Leur exemple trouva promptement des imitateurs. MM. Baillet, négociant, et Cousin de la Morlière, avocat, établirent une caisse gratuite de Montdidier et émirent d'autres effets, dits billets de la commune, de la valeur de 5, 1, 15, 25, 30, 40 sols et 3 livres ; les porteurs n'avaient d'autre garantie que la position personnelle de ceux qui créaient ces valeurs. Le conseil général de la commune, convoqué pour délibérer sur la question de savoir s'il devait émettre des billets de confiance, échangeables contre des assignats, fut d'avis de ne point se charger de cette opération. Cette réponse, jointe à une nouvelle création d'assignats nationaux, votée par l'Assemblée législative, empêcha le papier-monnaie de Montdidier de prendre une grande extension.

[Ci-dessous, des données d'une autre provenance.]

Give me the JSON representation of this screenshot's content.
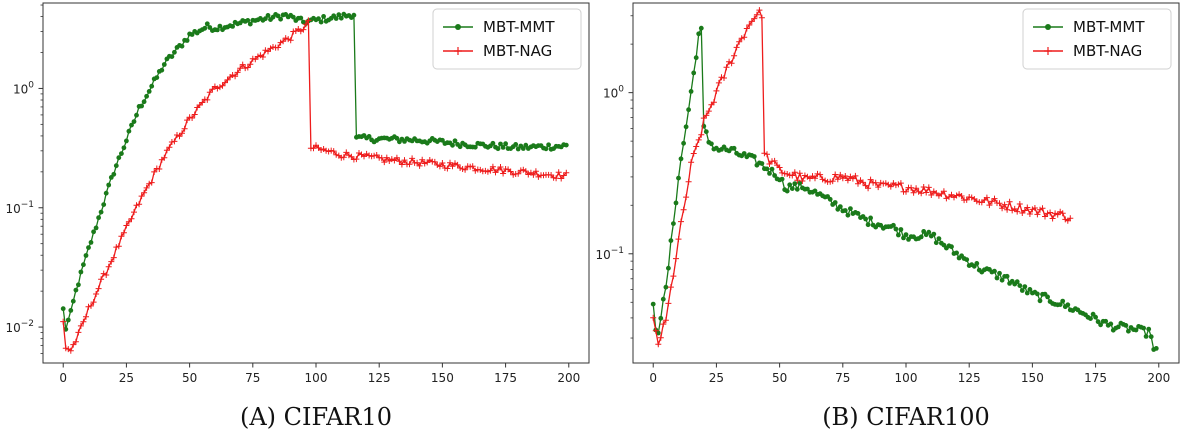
{
  "colors": {
    "mmt": "#1a7a1a",
    "nag": "#ee1c1c",
    "axis": "#333333"
  },
  "chart_data": [
    {
      "type": "line",
      "caption": {
        "label": "(A)",
        "text": "CIFAR10"
      },
      "yscale": "log",
      "xlim": [
        -8,
        208
      ],
      "ylim": [
        0.005,
        5.2
      ],
      "xticks": [
        "0",
        "25",
        "50",
        "75",
        "100",
        "125",
        "150",
        "175",
        "200"
      ],
      "yticks": [
        {
          "value": 0.01,
          "base": "10",
          "exp": "−2"
        },
        {
          "value": 0.1,
          "base": "10",
          "exp": "−1"
        },
        {
          "value": 1,
          "base": "10",
          "exp": "0"
        }
      ],
      "legend": "top-right",
      "series": [
        {
          "name": "MBT-MMT",
          "color": "#1a7a1a",
          "marker": "circle",
          "x_range": [
            0,
            199
          ],
          "knots": [
            [
              0,
              0.014
            ],
            [
              1,
              0.0098
            ],
            [
              3,
              0.013
            ],
            [
              5,
              0.02
            ],
            [
              10,
              0.045
            ],
            [
              20,
              0.2
            ],
            [
              30,
              0.68
            ],
            [
              40,
              1.6
            ],
            [
              50,
              2.8
            ],
            [
              57,
              3.3
            ],
            [
              60,
              3.2
            ],
            [
              75,
              3.7
            ],
            [
              88,
              4.1
            ],
            [
              95,
              3.6
            ],
            [
              110,
              4.0
            ],
            [
              115,
              4.2
            ],
            [
              116,
              0.38
            ],
            [
              120,
              0.38
            ],
            [
              140,
              0.37
            ],
            [
              160,
              0.34
            ],
            [
              180,
              0.32
            ],
            [
              199,
              0.33
            ]
          ]
        },
        {
          "name": "MBT-NAG",
          "color": "#ee1c1c",
          "marker": "plus",
          "x_range": [
            0,
            199
          ],
          "knots": [
            [
              0,
              0.011
            ],
            [
              1,
              0.0068
            ],
            [
              3,
              0.0064
            ],
            [
              6,
              0.0085
            ],
            [
              10,
              0.014
            ],
            [
              20,
              0.04
            ],
            [
              30,
              0.11
            ],
            [
              40,
              0.27
            ],
            [
              50,
              0.55
            ],
            [
              60,
              1.0
            ],
            [
              70,
              1.45
            ],
            [
              80,
              2.0
            ],
            [
              90,
              2.7
            ],
            [
              97,
              3.5
            ],
            [
              98,
              0.32
            ],
            [
              110,
              0.28
            ],
            [
              130,
              0.25
            ],
            [
              150,
              0.23
            ],
            [
              170,
              0.21
            ],
            [
              199,
              0.185
            ]
          ]
        }
      ]
    },
    {
      "type": "line",
      "caption": {
        "label": "(B)",
        "text": "CIFAR100"
      },
      "yscale": "log",
      "xlim": [
        -8,
        208
      ],
      "ylim": [
        0.021,
        3.6
      ],
      "xticks": [
        "0",
        "25",
        "50",
        "75",
        "100",
        "125",
        "150",
        "175",
        "200"
      ],
      "yticks": [
        {
          "value": 0.1,
          "base": "10",
          "exp": "−1"
        },
        {
          "value": 1,
          "base": "10",
          "exp": "0"
        }
      ],
      "legend": "top-right",
      "series": [
        {
          "name": "MBT-MMT",
          "color": "#1a7a1a",
          "marker": "circle",
          "x_range": [
            0,
            199
          ],
          "knots": [
            [
              0,
              0.047
            ],
            [
              1,
              0.035
            ],
            [
              2,
              0.034
            ],
            [
              5,
              0.06
            ],
            [
              10,
              0.3
            ],
            [
              15,
              1.0
            ],
            [
              18,
              2.3
            ],
            [
              19,
              2.4
            ],
            [
              20,
              0.6
            ],
            [
              22,
              0.5
            ],
            [
              25,
              0.45
            ],
            [
              30,
              0.44
            ],
            [
              40,
              0.38
            ],
            [
              50,
              0.3
            ],
            [
              52,
              0.26
            ],
            [
              60,
              0.26
            ],
            [
              75,
              0.19
            ],
            [
              85,
              0.16
            ],
            [
              95,
              0.145
            ],
            [
              100,
              0.13
            ],
            [
              110,
              0.13
            ],
            [
              120,
              0.1
            ],
            [
              130,
              0.08
            ],
            [
              140,
              0.07
            ],
            [
              150,
              0.056
            ],
            [
              160,
              0.05
            ],
            [
              170,
              0.043
            ],
            [
              180,
              0.036
            ],
            [
              190,
              0.034
            ],
            [
              197,
              0.032
            ],
            [
              198,
              0.025
            ],
            [
              199,
              0.025
            ]
          ]
        },
        {
          "name": "MBT-NAG",
          "color": "#ee1c1c",
          "marker": "plus",
          "x_range": [
            0,
            165
          ],
          "knots": [
            [
              0,
              0.038
            ],
            [
              2,
              0.028
            ],
            [
              5,
              0.038
            ],
            [
              10,
              0.12
            ],
            [
              15,
              0.35
            ],
            [
              20,
              0.65
            ],
            [
              25,
              1.0
            ],
            [
              30,
              1.5
            ],
            [
              35,
              2.2
            ],
            [
              40,
              3.0
            ],
            [
              43,
              3.1
            ],
            [
              44,
              0.41
            ],
            [
              50,
              0.33
            ],
            [
              60,
              0.29
            ],
            [
              75,
              0.3
            ],
            [
              90,
              0.26
            ],
            [
              100,
              0.26
            ],
            [
              120,
              0.23
            ],
            [
              140,
              0.2
            ],
            [
              155,
              0.18
            ],
            [
              165,
              0.17
            ]
          ]
        }
      ]
    }
  ]
}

Le 17 janvier 1792, arrivèrent à Montdidier les volontaires du bataillon de la Charente, commandant de la Chelle ; ils logèrent dans la ville et dans les communes environnantes. La bonne tenue de ces troupes et leur discipline sévère, qui offraient un contraste frappant avec celles des cuirassiers que l'on avait eus précédemment en garnison, leur concilièrent l'amitié des habitants, qui ne les virent s'éloigner qu'à regret. Lors du départ du bataillon, le conseil général lui fit présent, comme témoignage de sa haute satisfaction, d'un drapeau tricolore sur lequel on lisait cette divise : Les citoyens de Montdidier aux volontaires du premier bataillon de la Charente le 17 mars 1792, et plus bas : Nous ne les laissons partir que pour aller à la victoire.